Much work done in Australia has added to what has been discussed here. The RPAH team have shown a role for salicylates, the inclusion of allergy, and a role for dairy and wheat where gut symptoms occur. Flavours have been emphasised in my clinical studies, which also reported reactions to whole foods as well as AFCs and flavours, and natural chemicals. In my study group chocolate was shown to cause reactions in 80% of those who reacted to dyes, and soy sauce in around 50%. As well early research unfortunately did not take into account the week of withdrawal symptoms that most children over five years of age have when first excluding suspect foods. A greater effect for diet in younger children can be explained by their likelihood of “clearing” metabolic breakdown compounds of excluded foods and additives in only one or two days, unlike school-age children who often take one to 4 weeks, and the likelihood of young children’s reactions happening sooner and clearer, whereas older children may take up to 5 days to react.
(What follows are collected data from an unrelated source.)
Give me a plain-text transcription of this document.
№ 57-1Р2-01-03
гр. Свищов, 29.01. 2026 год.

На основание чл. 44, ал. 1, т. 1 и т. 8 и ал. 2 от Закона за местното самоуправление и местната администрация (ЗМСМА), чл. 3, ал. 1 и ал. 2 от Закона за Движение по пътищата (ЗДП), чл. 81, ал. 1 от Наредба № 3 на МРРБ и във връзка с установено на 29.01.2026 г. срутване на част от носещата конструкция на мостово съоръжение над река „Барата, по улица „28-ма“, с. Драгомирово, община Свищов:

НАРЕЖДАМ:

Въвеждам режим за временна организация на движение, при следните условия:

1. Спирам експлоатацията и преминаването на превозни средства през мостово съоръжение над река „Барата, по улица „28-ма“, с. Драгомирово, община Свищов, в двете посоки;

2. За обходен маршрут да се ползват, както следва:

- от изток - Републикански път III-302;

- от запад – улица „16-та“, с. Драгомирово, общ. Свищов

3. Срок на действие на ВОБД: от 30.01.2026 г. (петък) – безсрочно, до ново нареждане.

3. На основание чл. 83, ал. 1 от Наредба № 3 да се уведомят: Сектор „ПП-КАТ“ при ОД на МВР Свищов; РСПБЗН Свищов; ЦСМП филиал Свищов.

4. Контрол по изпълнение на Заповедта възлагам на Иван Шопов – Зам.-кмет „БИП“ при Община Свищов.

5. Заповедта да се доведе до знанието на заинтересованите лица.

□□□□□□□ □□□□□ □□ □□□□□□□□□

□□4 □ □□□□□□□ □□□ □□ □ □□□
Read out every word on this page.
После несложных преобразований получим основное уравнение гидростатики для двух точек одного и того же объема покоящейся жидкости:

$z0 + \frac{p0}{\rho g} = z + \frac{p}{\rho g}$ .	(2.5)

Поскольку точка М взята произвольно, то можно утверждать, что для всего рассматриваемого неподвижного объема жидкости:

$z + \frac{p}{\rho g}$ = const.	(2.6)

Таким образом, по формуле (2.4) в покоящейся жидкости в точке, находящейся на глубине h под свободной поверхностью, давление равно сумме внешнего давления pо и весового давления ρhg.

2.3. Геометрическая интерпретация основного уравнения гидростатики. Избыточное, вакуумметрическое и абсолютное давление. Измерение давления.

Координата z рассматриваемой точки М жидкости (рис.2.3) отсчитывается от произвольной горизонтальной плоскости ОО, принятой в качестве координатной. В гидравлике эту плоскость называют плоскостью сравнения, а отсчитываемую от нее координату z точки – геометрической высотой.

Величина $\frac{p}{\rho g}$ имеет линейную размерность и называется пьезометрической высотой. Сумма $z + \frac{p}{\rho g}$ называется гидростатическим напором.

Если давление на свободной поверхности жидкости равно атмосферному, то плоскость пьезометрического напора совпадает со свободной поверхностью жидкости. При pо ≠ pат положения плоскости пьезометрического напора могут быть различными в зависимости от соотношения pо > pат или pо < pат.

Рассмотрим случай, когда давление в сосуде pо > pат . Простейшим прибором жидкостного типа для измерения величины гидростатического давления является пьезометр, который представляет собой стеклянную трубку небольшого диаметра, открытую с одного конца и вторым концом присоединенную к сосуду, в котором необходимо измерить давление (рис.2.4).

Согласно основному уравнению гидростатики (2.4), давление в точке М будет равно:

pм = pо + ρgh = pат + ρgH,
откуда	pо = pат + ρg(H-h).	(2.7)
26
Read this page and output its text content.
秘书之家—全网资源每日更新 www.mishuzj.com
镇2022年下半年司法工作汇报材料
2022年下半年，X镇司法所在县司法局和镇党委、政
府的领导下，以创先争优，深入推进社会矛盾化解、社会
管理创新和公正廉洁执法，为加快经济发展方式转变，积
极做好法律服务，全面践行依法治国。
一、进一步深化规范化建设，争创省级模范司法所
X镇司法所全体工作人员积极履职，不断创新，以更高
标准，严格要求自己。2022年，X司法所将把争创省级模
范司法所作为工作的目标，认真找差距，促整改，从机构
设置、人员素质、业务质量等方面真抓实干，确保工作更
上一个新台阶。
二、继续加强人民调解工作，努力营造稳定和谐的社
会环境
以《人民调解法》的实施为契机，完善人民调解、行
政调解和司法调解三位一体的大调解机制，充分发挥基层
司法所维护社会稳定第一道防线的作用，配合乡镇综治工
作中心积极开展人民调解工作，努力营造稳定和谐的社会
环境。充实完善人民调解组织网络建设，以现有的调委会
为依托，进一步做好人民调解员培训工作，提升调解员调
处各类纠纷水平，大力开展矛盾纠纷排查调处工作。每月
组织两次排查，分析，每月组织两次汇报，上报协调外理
It is interesting that in the review the role of the dietitian is limited to just replacing foods and maintaining nutrition but I have been able to do much more than that because of my unique opportunity to do research in a different way. I investigated the diet itself not by investigating the effect of one diet but by beginning with the Feingold diet in 1977 and allowing families to report what their child did and did not tolerate. These were open trials but each family reported what their own child tolerated or not. I kept adjusting the beginning diet according to what caused reactions in most families. By allowing families to test what they could tolerate once they responded to the initial diet I found that each diet responding child or adult progressed to their own individual diet. I followed up over 2000 families over 30 years so am confident that these findings have real-world power. See Are You Food Sensitive? for all the detail.
We can now say that the best diet to begin with in 2013 is one minimising additive colour, flavour, most preservatives, foods high in flavour including natural salicylates, amines and monosodium glutamate, and whole foods suspect in the family: decided after taking a Family Sensitivity History. This forms the Family Elimination Diet.
I have been able to work closely with parents on many diet and effect issues such as withdrawal, effects of age on reactivity, interaction with allergy foods, and other whole foods which do not show as positive on allergy tests, environmental factors, the diet difficulty, nutrition, just what is causing reactions, how to test foods in such a way that maximum tolerance is managed.